Pero quizá el más valioso de los libros que hoy menciono (porque no es solo un tesoro sentimental o una rareza bibliográfica), es la primera edición de La increíble y triste historia de la cándida Eréndira y de su abuela desalmada”, el libro de cuentos que García Márquez publicó en 1972, después del estruendoso éxito de Cien años de soledad.
El hecho de ser una primera edición ya le da un valor especial. Pero eso no es todo. La manera como lo encontré tiene algo de mágico y de placer culpable. Estaba en Cartagena recorriendo los puestos de libros usados del Parque del Centenario cuando me encontré esa edición inconfundible. Pregunté cuánto costaba y me dijeron que diez mil pesos (poco más de dos dólares).
Al principio, el libro no me pareció ni caro ni barato. Había llegado a un momento en que tenía tantos libros acumulados que lo pensaba dos veces antes de seguir comprando. Además tenía el problema del límite de peso del equipaje, al regresar al país del sueño. Hojeé el libro y, cuando noté que era la primera edición mexicana, pensé que el libro valía la pena y que no añadiría mucho más peso al equipaje. Cuando seguí hojeando y encontré la dedicatoria que García Márquez le escribió en Arjona a un tal Miguel Angel (en 1978), no lo podía creer. Cerré el libro. Fingí desinterés. Pagué los diez mil pesos y me marché.

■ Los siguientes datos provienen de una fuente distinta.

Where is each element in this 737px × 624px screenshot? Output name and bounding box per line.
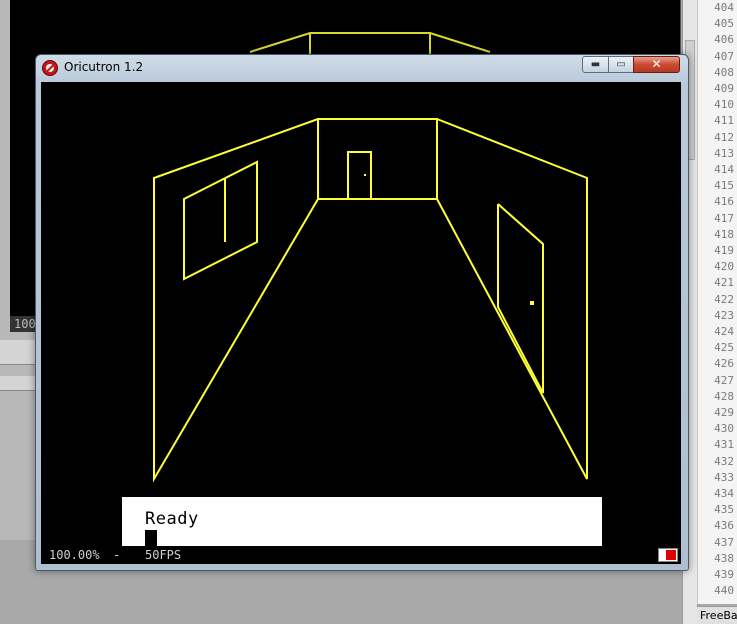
line-number: 419: [714, 244, 734, 257]
fps-readout: 50FPS: [145, 548, 182, 562]
close-button[interactable]: ✕: [633, 56, 680, 73]
line-number: 413: [714, 146, 734, 160]
oricutron-window[interactable]: Oricutron 1.2 ▬ ▭ ✕ Ready 100.00% - 50FP…: [35, 54, 689, 571]
line-number: 406: [714, 33, 734, 47]
line-number: 438: [714, 551, 734, 565]
minimize-button[interactable]: ▬: [582, 56, 609, 73]
line-number: 410: [714, 98, 734, 112]
line-number: 409: [714, 82, 734, 95]
line-number: 407: [714, 49, 734, 63]
taskbar-item[interactable]: FreeBa: [697, 606, 737, 624]
background-panel-strip: [0, 340, 40, 365]
line-number: 405: [714, 17, 734, 31]
background-panel-strip: [0, 376, 40, 391]
back-door-knob: [364, 174, 366, 176]
line-number: 414: [714, 163, 734, 176]
status-bar: 100.00% - 50FPS: [41, 546, 681, 564]
line-number: 420: [714, 260, 734, 274]
text-cursor: [145, 530, 157, 546]
right-wall: [436, 118, 588, 480]
line-number: 433: [714, 470, 734, 484]
line-number: 412: [714, 130, 734, 144]
line-number: 435: [714, 503, 734, 517]
back-door: [347, 151, 372, 200]
title-bar[interactable]: Oricutron 1.2 ▬ ▭ ✕: [36, 55, 688, 81]
line-number: 439: [714, 568, 734, 581]
line-number: 415: [714, 179, 734, 193]
oricutron-app-icon[interactable]: [42, 60, 58, 76]
emulator-screen[interactable]: Ready: [41, 82, 681, 546]
line-number: 427: [714, 373, 734, 387]
maximize-button[interactable]: ▭: [608, 56, 634, 73]
line-number-gutter: 404 405 406 407 408 409 410 411 412 413 414 415 416 4…: [697, 0, 737, 604]
line-number: 432: [714, 454, 734, 468]
line-number: 424: [714, 325, 734, 338]
line-number: 417: [714, 211, 734, 225]
corridor-3d-graphic: [153, 118, 588, 483]
line-number: 434: [714, 487, 734, 500]
line-number: 404: [714, 1, 734, 14]
status-separator: -: [113, 548, 121, 562]
line-number: 423: [714, 308, 734, 322]
line-number: 416: [714, 195, 734, 209]
line-number: 440: [714, 584, 734, 598]
text-mode-area: Ready: [122, 497, 602, 546]
left-window: [183, 160, 258, 281]
right-door-knob: [530, 301, 534, 305]
line-number: 430: [714, 422, 734, 436]
line-number: 411: [714, 114, 734, 128]
line-number: 428: [714, 389, 734, 403]
line-number: 408: [714, 65, 734, 79]
right-door: [497, 203, 544, 394]
led-indicator: [666, 550, 676, 560]
line-number: 418: [714, 227, 734, 241]
zoom-level: 100.00%: [49, 548, 100, 562]
line-number: 421: [714, 276, 734, 290]
line-number: 431: [714, 438, 734, 452]
window-title: Oricutron 1.2: [64, 60, 144, 74]
line-number: 436: [714, 519, 734, 533]
line-number: 429: [714, 406, 734, 419]
line-number: 422: [714, 292, 734, 306]
ready-prompt: Ready: [145, 509, 199, 529]
disk-activity-led: [658, 548, 678, 562]
line-number: 437: [714, 535, 734, 549]
back-wall: [317, 118, 438, 200]
line-number: 426: [714, 357, 734, 371]
line-number: 425: [714, 341, 734, 355]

Una consulta rápida en la red me informa que una edición similar, con el autógrafo de García Márquez, está a la venta en línea por casi dos mil dólares. No tengo intención de venderlo y espero no verme en la necesidad de hacerlo. Será parte de lo que se conserve, y reciban los herederos, del tesoro de este aprendiz de fantasma.